- Date: 16–22 February
- Edition: 32nd
- Category: ATP International Series Gold
- Draw: 32S / 16D
- Prize money: $850,505
- Surface: Hardcourt / indoor
- Location: Rotterdam, Netherlands
- Venue: Rotterdam Ahoy

Champions

Singles
- Lleyton Hewitt

Doubles
- Paul Hanley / Radek Štěpánek
- ← 2003 · ABN AMRO World Tennis Tournament · 2005 →

= 2004 ABN AMRO World Tennis Tournament =

The 2004 ABN AMRO World Tennis Tournament was a men's tennis tournament played on indoor hard courts at Rotterdam Ahoy in the Netherlands. It was part of the International Series Gold of the 2004 ATP Tour. The tournament ran from 16 February through 22 February 2004.
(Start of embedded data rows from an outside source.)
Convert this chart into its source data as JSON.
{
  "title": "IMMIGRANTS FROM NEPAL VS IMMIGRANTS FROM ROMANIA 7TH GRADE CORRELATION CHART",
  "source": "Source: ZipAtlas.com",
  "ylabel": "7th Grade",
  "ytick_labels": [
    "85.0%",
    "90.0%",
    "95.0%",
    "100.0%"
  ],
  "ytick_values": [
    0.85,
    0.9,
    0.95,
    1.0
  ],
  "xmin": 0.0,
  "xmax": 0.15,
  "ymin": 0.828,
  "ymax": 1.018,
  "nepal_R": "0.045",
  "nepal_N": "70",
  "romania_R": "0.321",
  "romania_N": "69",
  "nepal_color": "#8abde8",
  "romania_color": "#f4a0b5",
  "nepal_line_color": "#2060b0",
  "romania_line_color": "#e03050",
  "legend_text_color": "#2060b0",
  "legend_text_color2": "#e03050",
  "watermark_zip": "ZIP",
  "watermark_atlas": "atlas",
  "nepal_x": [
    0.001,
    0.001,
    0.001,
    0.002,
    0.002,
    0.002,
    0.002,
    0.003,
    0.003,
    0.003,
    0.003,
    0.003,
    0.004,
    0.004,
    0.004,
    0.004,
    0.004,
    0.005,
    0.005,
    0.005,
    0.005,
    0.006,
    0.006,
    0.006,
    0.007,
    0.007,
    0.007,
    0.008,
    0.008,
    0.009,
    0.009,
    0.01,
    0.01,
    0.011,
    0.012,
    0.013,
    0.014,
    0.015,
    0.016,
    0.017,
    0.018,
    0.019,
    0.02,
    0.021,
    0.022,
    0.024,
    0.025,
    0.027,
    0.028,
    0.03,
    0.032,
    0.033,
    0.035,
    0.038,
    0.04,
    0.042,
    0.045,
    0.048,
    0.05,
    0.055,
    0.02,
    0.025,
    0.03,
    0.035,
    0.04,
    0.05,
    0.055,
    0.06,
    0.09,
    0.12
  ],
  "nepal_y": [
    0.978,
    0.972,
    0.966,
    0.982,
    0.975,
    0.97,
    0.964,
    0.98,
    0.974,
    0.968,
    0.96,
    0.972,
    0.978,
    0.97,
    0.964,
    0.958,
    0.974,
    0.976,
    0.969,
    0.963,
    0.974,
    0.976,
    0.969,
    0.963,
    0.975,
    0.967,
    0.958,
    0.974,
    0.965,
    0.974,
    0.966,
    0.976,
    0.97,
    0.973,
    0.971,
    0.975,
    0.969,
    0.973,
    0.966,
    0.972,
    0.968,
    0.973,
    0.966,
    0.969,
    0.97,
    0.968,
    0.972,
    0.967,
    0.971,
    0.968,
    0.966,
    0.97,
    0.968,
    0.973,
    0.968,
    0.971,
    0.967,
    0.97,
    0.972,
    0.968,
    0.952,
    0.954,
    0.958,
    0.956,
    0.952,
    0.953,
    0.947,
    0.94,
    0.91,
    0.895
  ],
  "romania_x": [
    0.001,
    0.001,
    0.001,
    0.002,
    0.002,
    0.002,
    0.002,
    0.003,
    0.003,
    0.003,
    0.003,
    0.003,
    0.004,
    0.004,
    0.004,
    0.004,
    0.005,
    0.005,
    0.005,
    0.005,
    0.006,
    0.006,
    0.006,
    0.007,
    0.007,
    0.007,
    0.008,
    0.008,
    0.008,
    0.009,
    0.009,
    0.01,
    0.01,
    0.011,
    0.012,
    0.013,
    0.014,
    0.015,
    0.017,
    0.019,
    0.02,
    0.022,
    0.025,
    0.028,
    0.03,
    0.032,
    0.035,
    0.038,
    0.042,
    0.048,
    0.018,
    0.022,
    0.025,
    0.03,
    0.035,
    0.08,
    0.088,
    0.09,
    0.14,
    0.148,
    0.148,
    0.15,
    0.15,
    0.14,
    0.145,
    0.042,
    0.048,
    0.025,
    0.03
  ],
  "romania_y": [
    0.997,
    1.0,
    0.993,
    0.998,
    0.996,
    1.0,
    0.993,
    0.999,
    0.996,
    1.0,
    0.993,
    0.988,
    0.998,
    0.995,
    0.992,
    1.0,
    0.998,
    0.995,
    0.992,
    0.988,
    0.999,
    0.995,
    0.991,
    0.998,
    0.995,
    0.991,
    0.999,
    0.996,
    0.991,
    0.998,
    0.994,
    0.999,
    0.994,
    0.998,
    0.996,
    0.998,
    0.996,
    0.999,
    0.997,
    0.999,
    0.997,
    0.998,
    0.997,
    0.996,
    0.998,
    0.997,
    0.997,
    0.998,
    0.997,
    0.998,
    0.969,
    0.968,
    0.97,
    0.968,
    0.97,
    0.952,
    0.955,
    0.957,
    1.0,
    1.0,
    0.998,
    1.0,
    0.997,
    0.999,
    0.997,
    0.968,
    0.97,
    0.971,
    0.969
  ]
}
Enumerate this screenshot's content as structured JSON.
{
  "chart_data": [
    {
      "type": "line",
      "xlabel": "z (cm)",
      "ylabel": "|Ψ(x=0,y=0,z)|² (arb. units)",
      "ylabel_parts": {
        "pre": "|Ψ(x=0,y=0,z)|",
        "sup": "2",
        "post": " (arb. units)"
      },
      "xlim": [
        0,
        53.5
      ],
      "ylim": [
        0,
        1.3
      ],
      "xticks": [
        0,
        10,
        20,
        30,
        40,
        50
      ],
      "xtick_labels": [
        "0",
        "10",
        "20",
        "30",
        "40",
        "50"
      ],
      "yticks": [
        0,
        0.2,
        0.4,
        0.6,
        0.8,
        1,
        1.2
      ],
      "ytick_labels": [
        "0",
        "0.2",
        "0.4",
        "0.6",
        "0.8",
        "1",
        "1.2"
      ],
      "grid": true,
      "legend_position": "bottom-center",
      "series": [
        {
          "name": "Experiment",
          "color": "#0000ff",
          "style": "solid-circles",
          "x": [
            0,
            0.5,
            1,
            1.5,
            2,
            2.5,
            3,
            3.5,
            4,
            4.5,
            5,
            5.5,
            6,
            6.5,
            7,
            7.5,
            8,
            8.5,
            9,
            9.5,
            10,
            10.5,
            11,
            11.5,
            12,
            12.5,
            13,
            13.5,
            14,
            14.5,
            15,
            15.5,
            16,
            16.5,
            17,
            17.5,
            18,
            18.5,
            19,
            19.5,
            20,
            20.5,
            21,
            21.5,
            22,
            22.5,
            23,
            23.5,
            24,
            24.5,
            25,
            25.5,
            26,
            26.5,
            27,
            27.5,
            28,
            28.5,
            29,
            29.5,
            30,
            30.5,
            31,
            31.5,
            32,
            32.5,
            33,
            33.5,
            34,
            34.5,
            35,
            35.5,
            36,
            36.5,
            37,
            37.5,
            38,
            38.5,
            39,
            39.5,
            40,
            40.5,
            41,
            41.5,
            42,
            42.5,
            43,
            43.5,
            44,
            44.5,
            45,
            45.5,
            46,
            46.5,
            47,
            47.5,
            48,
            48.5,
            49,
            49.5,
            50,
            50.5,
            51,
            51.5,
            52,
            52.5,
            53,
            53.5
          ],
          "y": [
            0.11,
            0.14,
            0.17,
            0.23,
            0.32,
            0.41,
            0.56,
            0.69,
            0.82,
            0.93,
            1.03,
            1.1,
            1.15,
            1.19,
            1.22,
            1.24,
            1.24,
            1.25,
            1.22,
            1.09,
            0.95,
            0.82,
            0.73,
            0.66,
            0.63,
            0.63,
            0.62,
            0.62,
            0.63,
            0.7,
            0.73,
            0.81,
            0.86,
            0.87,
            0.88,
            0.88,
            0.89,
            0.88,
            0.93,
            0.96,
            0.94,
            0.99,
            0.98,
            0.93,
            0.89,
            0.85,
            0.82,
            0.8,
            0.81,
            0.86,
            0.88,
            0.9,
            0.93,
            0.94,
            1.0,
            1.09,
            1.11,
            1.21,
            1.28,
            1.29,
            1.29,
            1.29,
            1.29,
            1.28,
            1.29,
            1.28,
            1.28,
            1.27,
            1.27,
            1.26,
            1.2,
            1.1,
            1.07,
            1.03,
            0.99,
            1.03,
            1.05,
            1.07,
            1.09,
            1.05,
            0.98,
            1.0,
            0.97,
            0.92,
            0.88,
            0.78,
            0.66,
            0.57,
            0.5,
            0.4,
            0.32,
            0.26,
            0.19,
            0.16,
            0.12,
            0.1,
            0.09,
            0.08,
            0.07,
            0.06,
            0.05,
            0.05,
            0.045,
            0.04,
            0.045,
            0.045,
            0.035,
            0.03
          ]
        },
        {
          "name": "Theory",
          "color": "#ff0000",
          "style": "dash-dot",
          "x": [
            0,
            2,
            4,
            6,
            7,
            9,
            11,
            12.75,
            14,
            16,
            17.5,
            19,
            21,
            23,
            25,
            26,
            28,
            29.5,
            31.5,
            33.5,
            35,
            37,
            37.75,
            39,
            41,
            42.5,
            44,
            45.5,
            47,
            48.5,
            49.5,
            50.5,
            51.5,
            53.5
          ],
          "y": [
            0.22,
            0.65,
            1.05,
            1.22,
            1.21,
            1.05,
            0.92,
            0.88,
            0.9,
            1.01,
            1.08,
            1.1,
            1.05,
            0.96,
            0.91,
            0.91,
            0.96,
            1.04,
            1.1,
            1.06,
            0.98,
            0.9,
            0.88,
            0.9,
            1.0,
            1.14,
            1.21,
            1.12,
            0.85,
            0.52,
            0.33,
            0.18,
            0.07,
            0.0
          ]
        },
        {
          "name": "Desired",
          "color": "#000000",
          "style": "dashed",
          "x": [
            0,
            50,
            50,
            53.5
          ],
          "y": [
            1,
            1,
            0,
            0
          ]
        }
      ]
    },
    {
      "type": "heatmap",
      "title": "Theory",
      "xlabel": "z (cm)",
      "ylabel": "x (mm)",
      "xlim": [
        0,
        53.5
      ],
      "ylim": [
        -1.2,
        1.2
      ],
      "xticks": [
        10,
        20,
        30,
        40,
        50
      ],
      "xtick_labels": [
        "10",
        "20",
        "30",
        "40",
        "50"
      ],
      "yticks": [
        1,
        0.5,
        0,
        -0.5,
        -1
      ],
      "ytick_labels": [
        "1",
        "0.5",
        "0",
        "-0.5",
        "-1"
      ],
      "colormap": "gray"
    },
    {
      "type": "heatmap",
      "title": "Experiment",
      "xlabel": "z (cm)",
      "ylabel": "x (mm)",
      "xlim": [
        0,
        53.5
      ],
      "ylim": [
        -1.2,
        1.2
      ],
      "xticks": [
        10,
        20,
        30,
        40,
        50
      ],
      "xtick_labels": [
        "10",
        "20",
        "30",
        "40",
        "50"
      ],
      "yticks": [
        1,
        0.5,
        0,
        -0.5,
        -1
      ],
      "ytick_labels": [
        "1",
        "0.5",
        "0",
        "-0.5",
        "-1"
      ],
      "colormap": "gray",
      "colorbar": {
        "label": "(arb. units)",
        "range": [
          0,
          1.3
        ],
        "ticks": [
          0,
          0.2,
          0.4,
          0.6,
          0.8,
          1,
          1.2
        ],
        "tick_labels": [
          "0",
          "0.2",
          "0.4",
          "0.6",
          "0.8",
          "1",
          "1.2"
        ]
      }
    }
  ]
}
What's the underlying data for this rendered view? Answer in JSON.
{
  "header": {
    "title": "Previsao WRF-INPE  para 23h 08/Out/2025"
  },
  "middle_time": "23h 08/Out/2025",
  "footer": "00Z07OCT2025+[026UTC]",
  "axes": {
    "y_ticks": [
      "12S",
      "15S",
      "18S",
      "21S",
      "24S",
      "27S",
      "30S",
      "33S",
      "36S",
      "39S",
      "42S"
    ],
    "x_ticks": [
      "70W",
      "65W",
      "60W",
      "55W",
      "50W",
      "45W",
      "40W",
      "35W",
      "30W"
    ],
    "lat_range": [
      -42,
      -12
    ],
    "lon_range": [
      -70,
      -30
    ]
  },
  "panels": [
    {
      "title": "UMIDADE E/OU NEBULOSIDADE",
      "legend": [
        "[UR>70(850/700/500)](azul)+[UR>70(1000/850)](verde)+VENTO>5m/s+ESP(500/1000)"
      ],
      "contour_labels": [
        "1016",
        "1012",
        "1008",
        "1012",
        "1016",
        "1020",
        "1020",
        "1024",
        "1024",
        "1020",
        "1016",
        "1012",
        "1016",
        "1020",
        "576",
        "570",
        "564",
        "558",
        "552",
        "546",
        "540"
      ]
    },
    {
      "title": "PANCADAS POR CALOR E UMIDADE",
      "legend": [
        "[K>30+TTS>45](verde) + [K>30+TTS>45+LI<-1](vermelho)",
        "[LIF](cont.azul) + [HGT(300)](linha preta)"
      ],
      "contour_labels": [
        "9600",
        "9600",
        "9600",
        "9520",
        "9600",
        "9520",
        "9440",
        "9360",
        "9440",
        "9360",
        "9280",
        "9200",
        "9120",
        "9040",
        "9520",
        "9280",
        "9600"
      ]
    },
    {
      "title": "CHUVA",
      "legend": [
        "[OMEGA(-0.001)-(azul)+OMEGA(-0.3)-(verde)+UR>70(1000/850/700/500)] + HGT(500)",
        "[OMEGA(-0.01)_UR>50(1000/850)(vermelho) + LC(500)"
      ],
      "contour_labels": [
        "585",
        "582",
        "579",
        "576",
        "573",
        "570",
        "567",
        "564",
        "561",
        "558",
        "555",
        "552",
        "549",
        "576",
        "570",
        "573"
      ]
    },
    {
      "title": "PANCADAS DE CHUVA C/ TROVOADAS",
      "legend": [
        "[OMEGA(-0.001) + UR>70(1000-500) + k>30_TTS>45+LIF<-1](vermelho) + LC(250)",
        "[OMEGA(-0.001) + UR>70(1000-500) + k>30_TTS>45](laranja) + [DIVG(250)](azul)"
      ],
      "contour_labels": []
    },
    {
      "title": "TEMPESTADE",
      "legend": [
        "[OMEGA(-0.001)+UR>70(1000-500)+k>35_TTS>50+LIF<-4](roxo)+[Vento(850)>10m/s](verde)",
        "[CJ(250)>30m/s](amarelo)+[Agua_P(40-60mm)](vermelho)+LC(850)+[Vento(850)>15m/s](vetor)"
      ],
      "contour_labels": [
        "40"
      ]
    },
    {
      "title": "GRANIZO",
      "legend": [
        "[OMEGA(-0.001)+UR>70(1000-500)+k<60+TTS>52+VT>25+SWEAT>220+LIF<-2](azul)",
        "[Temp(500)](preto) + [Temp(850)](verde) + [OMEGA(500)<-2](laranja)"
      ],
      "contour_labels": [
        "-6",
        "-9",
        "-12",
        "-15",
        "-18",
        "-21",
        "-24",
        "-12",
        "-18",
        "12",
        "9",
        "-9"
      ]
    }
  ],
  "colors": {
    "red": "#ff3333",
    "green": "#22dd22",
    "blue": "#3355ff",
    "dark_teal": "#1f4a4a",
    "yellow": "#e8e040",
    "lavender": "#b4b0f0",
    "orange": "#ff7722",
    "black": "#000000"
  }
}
The singles line up was led by new World No. 1, Tennis Masters Cup, Wimbledon and Australian Open winner Roger Federer, reigning French Open champion, US Open runner-up and Australian Open semifinalist Juan Carlos Ferrero and Tokyo and Lyon champion Rainer Schüttler. Other contenders were Chennai runner-up Paradorn Srichaphan, Paris Masters winner Tim Henman, Lleyton Hewitt, Sjeng Schalken and Martin Verkerk.

Sixth-seeded Lleyton Hewitt won the singles title.

==Finals==
===Singles===

AUS Lleyton Hewitt defeated ESP Juan Carlos Ferrero 6–7^{(1–7)}, 7–5, 6–4
- It was Hewitt's 2nd title of the year and the 21st of his career.

===Doubles===

AUS Paul Hanley / CZE Radek Štěpánek defeated ISR Jonathan Erlich / ISR Andy Ram 5–7, 7–6^{(7–5)}, 7–5
- It was Hanley's 1st title of the year and the 7th of his career. It was Štěpánek's 1st title of the year and the 7th of his career.